An app’s attack surface comprises all the parts of the code that process information from an outside source. A flaw in any one of those pieces of code can allow the app to be compromised. Privacy Browser is composed of code from a number of sources:
- Code that I have written or reviewed myself. This code is hosted at gitweb.stoutner.com and is released under the GPLv3+ license.
- Google’s AndroidX and Material Maven repositories, which are released under the Apache License 2.0. These libraries backport features from newer version of Android to older ones. The specific libraries in use can be seen in the build.gradle file. The code from these libraries is added to Privacy Browser when it is compiled.
- The Kotlin standard library, which is also released under the Apache License 2.0. This library enables programming in the Kotlin language on Android.
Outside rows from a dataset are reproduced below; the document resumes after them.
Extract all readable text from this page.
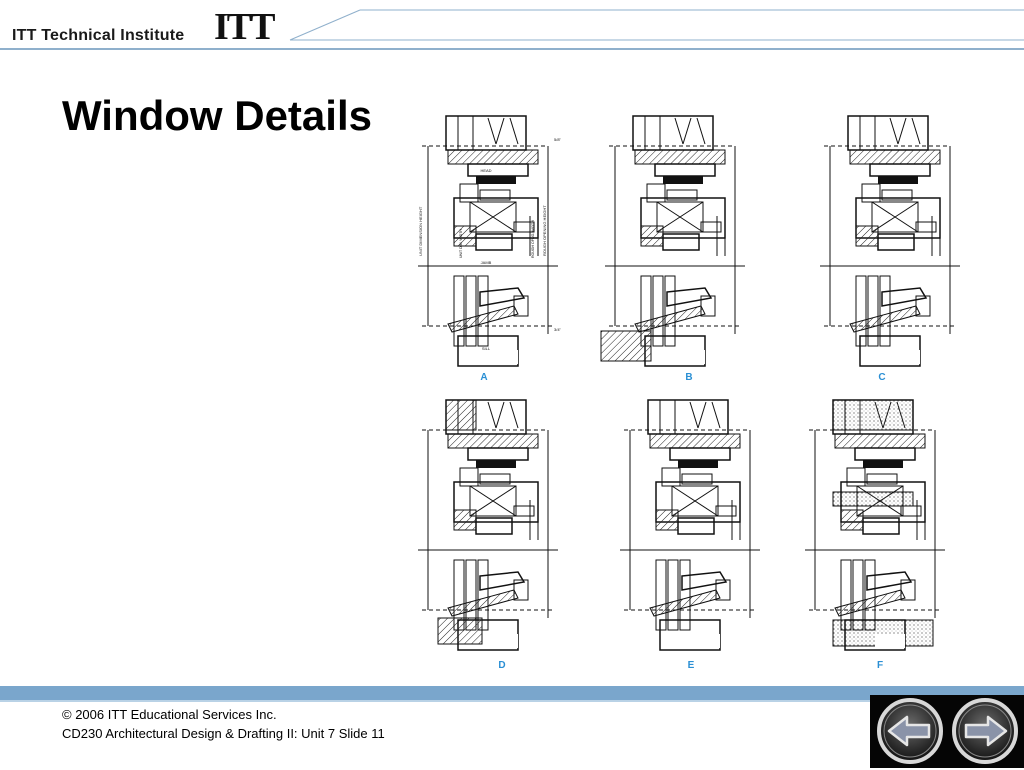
ITT Technical Institute ITT
Window Details
HEAD
JAMB
SILL
5/8"
3/4"
UNIT DIMENSION HEIGHT	ROUGH OPENING HEIGHT
UNIT DIM. WIDTH	ROUGH OPNG. WIDTH
A	B	C
D	E	F
© 2006 ITT Educational Services Inc.
CD230 Architectural Design & Drafting II: Unit 7 Slide 11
In addition to the above code that is compiled into the APK, Privacy Browser also uses a number of standard Android OS system libraries. In the context of Privacy Browser, WebView is probably the most important. But there are a large number of system libraries required for an app to function correctly, including Menu, TextView, Bundle, Activity, and many others. The import section of each Java file shows which system components are used by code in that class. The actual source code of these system components varies based on the version of Android that is installed on your device, which is one of the reasons why it is important to use a system with up-to-date security patches.
Each additional piece of code that is included with Privacy Browser increases the attack surface. I do not personally have the time to read through all of Android’s source code and verify that it does what they say it does and that it doesn’t contain any vulnerabilities. However, because I am only using open source components that are commonly used by many projects, there likely are a number of people who have taken the time to do so. At a fundamental level, a program must trust the operating system it runs under.
From time to time it is tempting to include a library from another source that implements a useful feature. For example, when adding OpenKeychain support for exporting and importing settings, I noticed that there was two ways to do so. One involved compiling a library of their source code into Privacy Browser. This would allow OpenPGP cryptographic operations without the need of the user having OpenKeychain installed. The other was to communicate with the OpenKeychain app using Android’s built-in intent mechanism. This method, of course, requires that the user has OpenKeychain installed. It also requires additional user interaction to accomplish each function.
Now, I have nothing but the utmost respect for the team that builds OpenKeychain. I have no reason to suspect that their code is compromised in any way. But I also am not able to verify myself that their code is not compromised. I do not have the necessary background to audit cryptographic source code. And even if I were able to certify a particular version of their library, I would not have the time to re-audit each new release. This is not just an academic concern; malware infections of common libraries, either through the addition of malicious code by a contributor or via a compromise of the platform where they are hosted has happened many times in the past.
Even if there is no intentionally malicious code in a library, from time to time there will almost inevitably be security bugs. If the code is included in Privacy Browser, when that bug is exploited the attacker can run any command and access any code in Privacy Browser’s context. But if the code is running in a separate context (like inside the OpenKeychain app), then it can only access that app’s data. Thus, keeping the code in a separate app leverages Android’s built-in security apparatus to decrease the negative impact of any successful exploit.